Prenatal exposure to criteria air pollutants and associations with congenital anomalies: A Lebanese national study

Maternal exposure to air pollution has been associated with a higher birth defect (BD) risk. Previous studies suffer from inaccurate exposure assessment methods, confounding individual-level variations, and classical analytical modelling. This study aimed to examine the association between maternal exposure to criteria air pollutants and BD risk. A total of 553 cases and 10,214 controls were identified from private and public databases. Two subgroups were then formed: one for a matched case-control design, and another for Feature Selection (FS) analysis.

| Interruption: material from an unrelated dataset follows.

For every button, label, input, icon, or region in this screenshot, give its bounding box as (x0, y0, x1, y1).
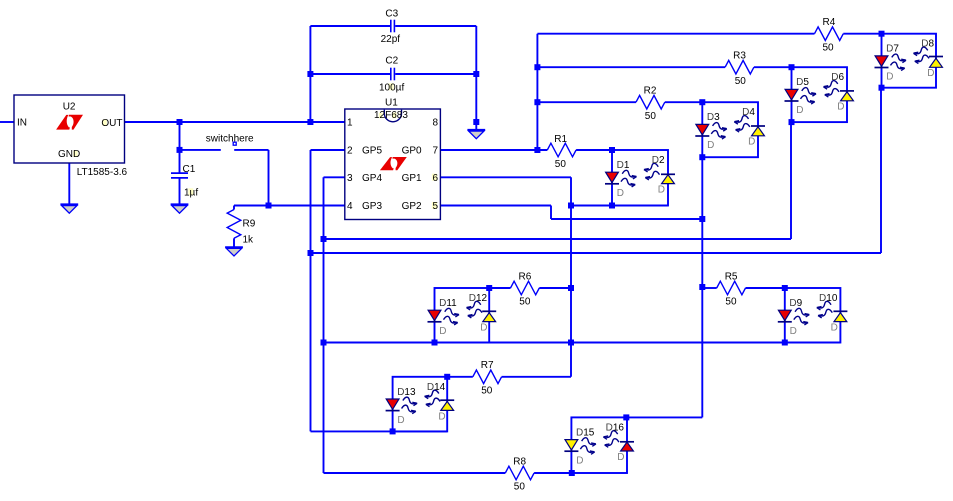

Exposure assessment was based on the mean air pollutant-specific levels in the mother’s residential area during the specific BD gestational time window of risk (GTWR) and other time intervals. Multivariate regression models outcomes consistently showed a significant protective effect for folic acid intake and highlighted parental consanguinity as a strong BD risk factor. After adjusting for these putative risk factors and other covariates, results show that maternal exposure to PM₂.₅ during the first trimester is significantly associated with a higher overall BD risk (OR:1.05, 95%CI:1.01–1.09), and with a higher risk of genitourinary defects (GUD) (OR:1.06, 95%CI:1.01–1.11) and neural tube defects (NTD) (OR:1.10, 95%CI:1.03–1.17) during specific GTWRs. Maternal exposure to NO₂ during GTWR exhibited a significant protective effect for NTD (OR:0.94, 95%CI:0.90–0.99), while all other examined associations were not statistically significant. Additionally, maternal exposure to SO₂ during GTWR showed a significant association with a higher GUD risk (OR:1.17, 95%CI:1.08–1.26). When limiting selection to designated monitor coverage radiuses, PM₂.₅ maintained significance with BD risk and showed a significant gene-environment interaction for GUD (p = 0.018), while NO₂ protective effect expanded to other subtypes. On the other hand, FS analysis confirmed maternal exposure to PM₂.₅ and NO₂ as important features for GUD, CHD, and NTD. Our findings, set the basis for building a novel BD risk prediction model.